February 17, 2012

Today's Hotness: Ahuizotl, Grass Is Green, Best Practices

Ahuizotl -- Lice EP
>> Few things get us as excited as Dinosaur Jr.-influenced losercore, and so it took only seconds of listening to Ahuizotl's recent Lice EP to know we had struck gold. The Cologne, Germany-based guitar pop quartet certainly wears its '80s and '90s American underground influences on its proverbial sleeves (search the band name on YouTube and you will find fronter Barry Langer covering all the greats, including Palace's "I Am A Cinematographer" and Pavement's "Elevate Me Later"). And the same goes for the thrilling seven-song set Ahuitzol self-released last summer. The act -- which just last week opened for Wild Flag in Cologne -- is named for a creature that ancient Aztecs believed had a hand on its tail, but that's not important right now. What is important is that the foursome's music communicates right at gut-level with big guitars, tastefully restrained synth and earnest vocals. The brilliantly understated "Slide" rests somewhere on an axis between Yo La Tengo's "Blue Line Swinger" and The Cure's "Play For Today." The strummer "Work Is Over (If You Want It)" recalls Versus (particularly the chorus "this is a call to arms / I know you're strong enough to hold me...") and is both buoyant with longing and helplessly tethered by resignation. "Self-Made" makes it by dropping dense guitar in and out of over top of insistent fuzz bass and strikes a neat crescendo before a guitar solo rendered in liquid mercury. Ahuizotl's Bandcamp also houses two earlier collections fo material that suggest Mr. Langer has been honing his craft for almost a decade, and while there are bright spots in the back catalogue, the energy and focus of Lice is a huge step forward for the band. Have a listen to "Slide" below and then click over to hear the entire EP, it is dynamite.

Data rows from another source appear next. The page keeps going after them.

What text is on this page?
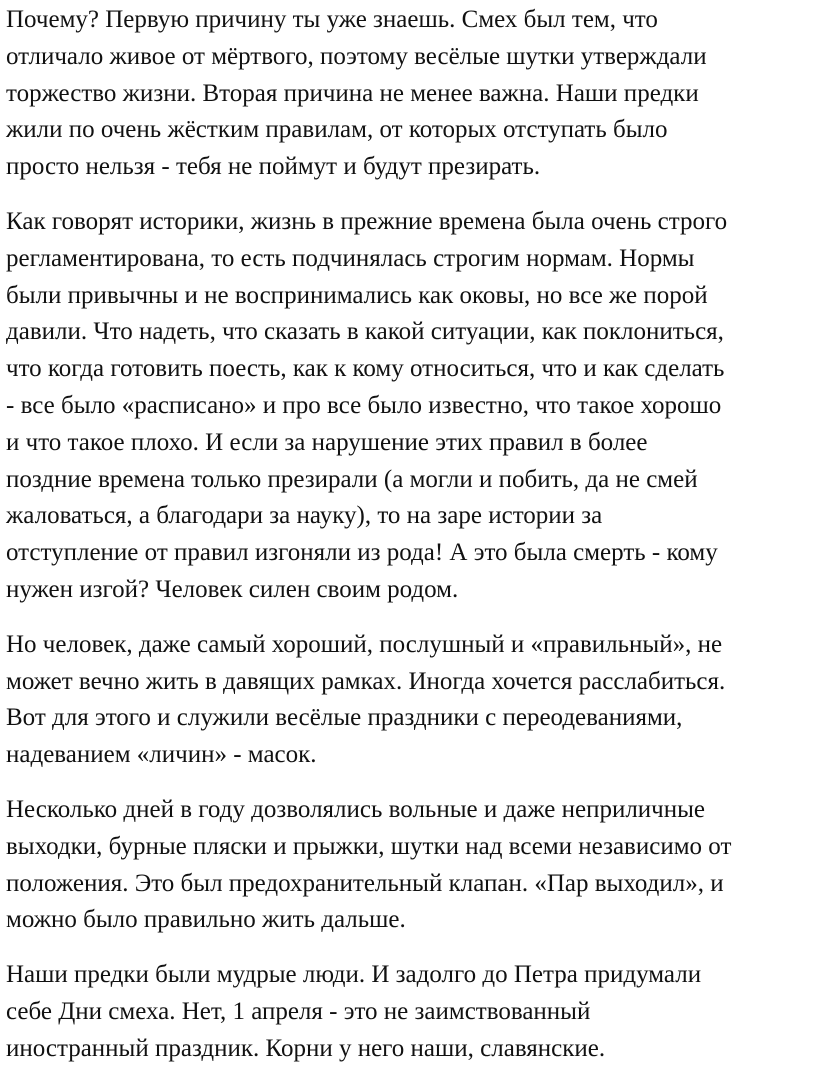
Почему? Первую причину ты уже знаешь. Смех был тем, что
отличало живое от мёртвого, поэтому весёлые шутки утверждали
торжество жизни. Вторая причина не менее важна. Наши предки
жили по очень жёстким правилам, от которых отступать было
просто нельзя - тебя не поймут и будут презирать.

Как говорят историки, жизнь в прежние времена была очень строго
регламентирована, то есть подчинялась строгим нормам. Нормы
были привычны и не воспринимались как оковы, но все же порой
давили. Что надеть, что сказать в какой ситуации, как поклониться,
что когда готовить поесть, как к кому относиться, что и как сделать
- все было «расписано» и про все было известно, что такое хорошо
и что такое плохо. И если за нарушение этих правил в более
поздние времена только презирали (а могли и побить, да не смей
жаловаться, а благодари за науку), то на заре истории за
отступление от правил изгоняли из рода! А это была смерть - кому
нужен изгой? Человек силен своим родом.

Но человек, даже самый хороший, послушный и «правильный», не
может вечно жить в давящих рамках. Иногда хочется расслабиться.
Вот для этого и служили весёлые праздники с переодеваниями,
надеванием «личин» - масок.

Несколько дней в году дозволялись вольные и даже неприличные
выходки, бурные пляски и прыжки, шутки над всеми независимо от
положения. Это был предохранительный клапан. «Пар выходил», и
можно было правильно жить дальше.

Наши предки были мудрые люди. И задолго до Петра придумали
себе Дни смеха. Нет, 1 апреля - это не заимствованный
иностранный праздник. Корни у него наши, славянские.
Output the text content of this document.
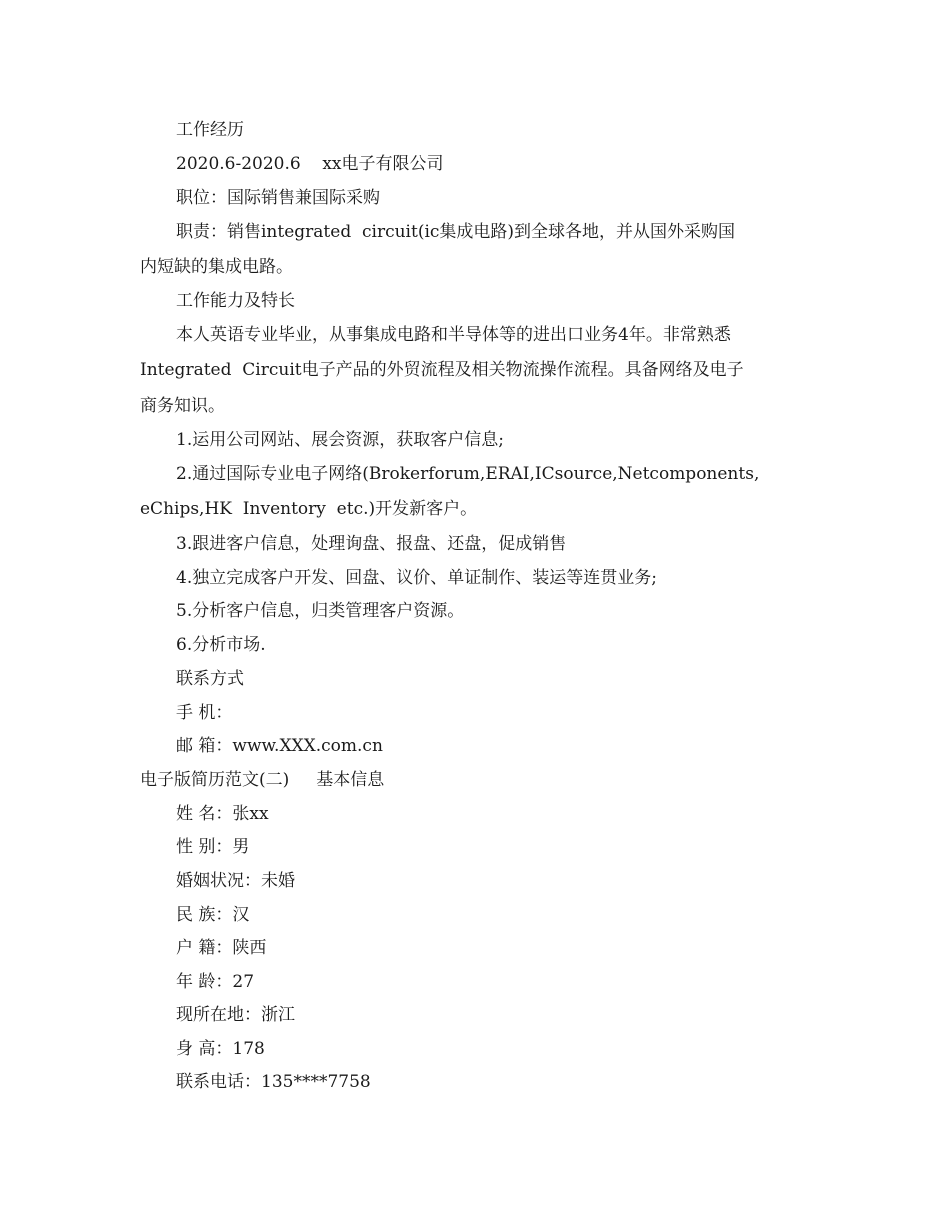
工作经历
2020.6-2020.6    xx电子有限公司
职位：国际销售兼国际采购
职责：销售integrated  circuit(ic集成电路)到全球各地，并从国外采购国
内短缺的集成电路。
工作能力及特长
本人英语专业毕业，从事集成电路和半导体等的进出口业务4年。非常熟悉
Integrated  Circuit电子产品的外贸流程及相关物流操作流程。具备网络及电子
商务知识。
1.运用公司网站、展会资源，获取客户信息;
2.通过国际专业电子网络(Brokerforum,ERAI,ICsource,Netcomponents,
eChips,HK  Inventory  etc.)开发新客户。
3.跟进客户信息，处理询盘、报盘、还盘，促成销售
4.独立完成客户开发、回盘、议价、单证制作、装运等连贯业务;
5.分析客户信息，归类管理客户资源。
6.分析市场.
联系方式
手 机：
邮 箱：www.XXX.com.cn
电子版简历范文(二)     基本信息
姓 名：张xx
性 别：男
婚姻状况：未婚
民 族：汉
户 籍：陕西
年 龄：27
现所在地：浙江
身 高：178
联系电话：135****7758
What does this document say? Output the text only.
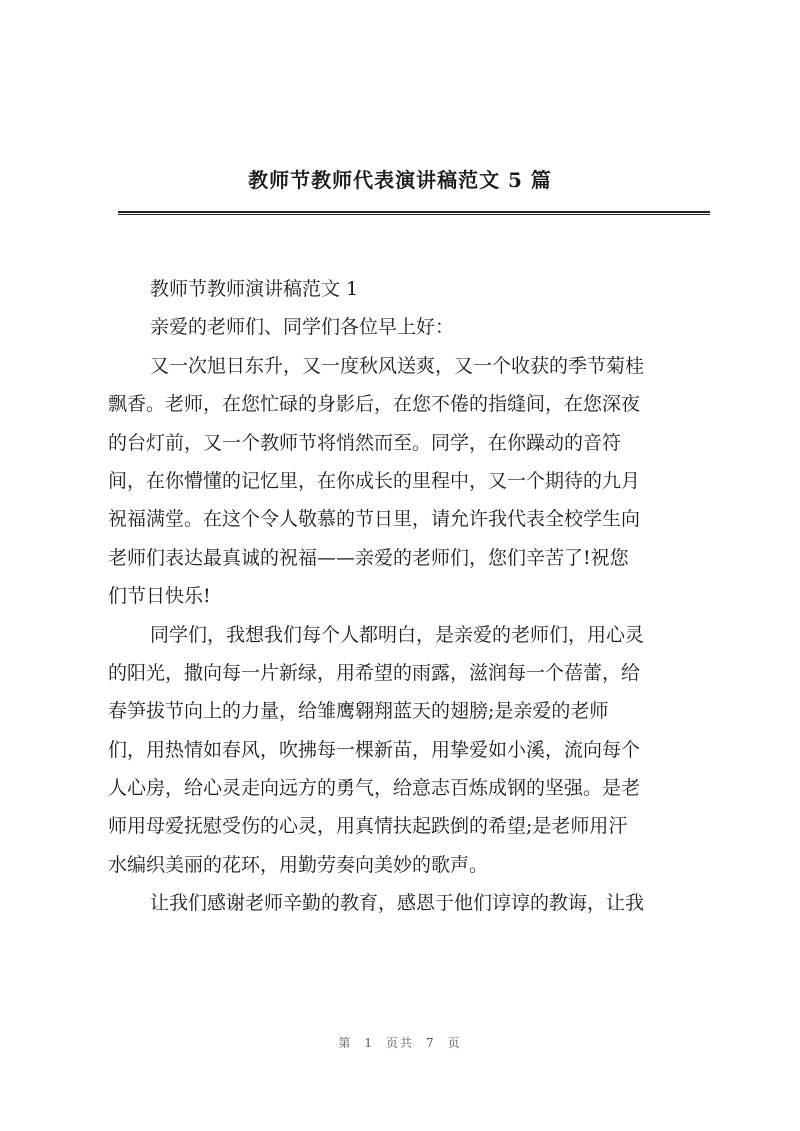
教师节教师代表演讲稿范文 5 篇
教师节教师演讲稿范文 1
亲爱的老师们、同学们各位早上好：
又一次旭日东升，又一度秋风送爽，又一个收获的季节菊桂
飘香。老师，在您忙碌的身影后，在您不倦的指缝间，在您深夜
的台灯前，又一个教师节将悄然而至。同学，在你躁动的音符
间，在你懵懂的记忆里，在你成长的里程中，又一个期待的九月
祝福满堂。在这个令人敬慕的节日里，请允许我代表全校学生向
老师们表达最真诚的祝福——亲爱的老师们，您们辛苦了!祝您
们节日快乐!
同学们，我想我们每个人都明白，是亲爱的老师们，用心灵
的阳光，撒向每一片新绿，用希望的雨露，滋润每一个蓓蕾，给
春笋拔节向上的力量，给雏鹰翱翔蓝天的翅膀;是亲爱的老师
们，用热情如春风，吹拂每一棵新苗，用挚爱如小溪，流向每个
人心房，给心灵走向远方的勇气，给意志百炼成钢的坚强。是老
师用母爱抚慰受伤的心灵，用真情扶起跌倒的希望;是老师用汗
水编织美丽的花环，用勤劳奏向美妙的歌声。
让我们感谢老师辛勤的教育，感恩于他们谆谆的教诲，让我
第 1 页共 7 页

>> We're getting a first taste of what Boston post-hardcore upstarts Grass Is Green have been brewing up for their return next month. The quartet has crafted what sounds like an ambitious concept album about a fictional character named Ronson, and the preview track "Nice Guy Of The Year Award" recently popped up on the Internerds. The detailed and intricate rocker suggests the new collection -- recorded all analog to tape, executive produced by Susan Rogers and co-produced with Alex Prieto at The Recording Company in Boston -- will be a massive step forward for the band, both from a production and songwriting standpoint. The band's previous impressive effort Chibimoon showcased a lot of promise and an almost equal amount of quirk, but it is nothing compared to the tactical precision, conspicious power and impressive gloss that marks "Nice Guy." Grass Is Green is taking pre-orders for Ronson now through its Bandcamp page right here. The band will tour for the entire month of March and full tour dates are online right here. We first wrote about the band here last April upon the release of the EP Chibimoon.



>> Best Practices' forthcoming, ridonkulously titled The EP LP delivers euphorically overdriven post-punk in breathlessly short, hypercaffienated bursts. At least that is what we surmise based on the two bracing preview tracks we can't stop streaming. Neither of these eclipses 75 seconds, and the Providence-based quartet's complete nine-song set clocks in at a blinding 12 minutes. Indeed, the collection is so compact that it will come on a one-sided 12" when Tiny Engines releases it April 24. Stream "Welcome To Erf" and "Future Cougar" via the embed below, and get ready to press play over and over and over and over again. Additional album tracks will be posted each week for streaming leading up to the start of pre-orders, which will commence sometime next month. The EP LP is Best Practices' Tiny Engines debut, and it was recorded July 2011 by Will Killingsworth at Dead Air Studios in Western Massachusetts. Additional vocals were recorded by Dan Sawyer at The Parlour in Rhode Island. The band features current and former members of Light The Fuse And Run, Wow, Owls!, Weak Teeth and Jesuscentric. If tape is your thing, apparently The EP LP was also released in a limited edition of 100 cassettes by the un-Googlable Teeth Like Swords.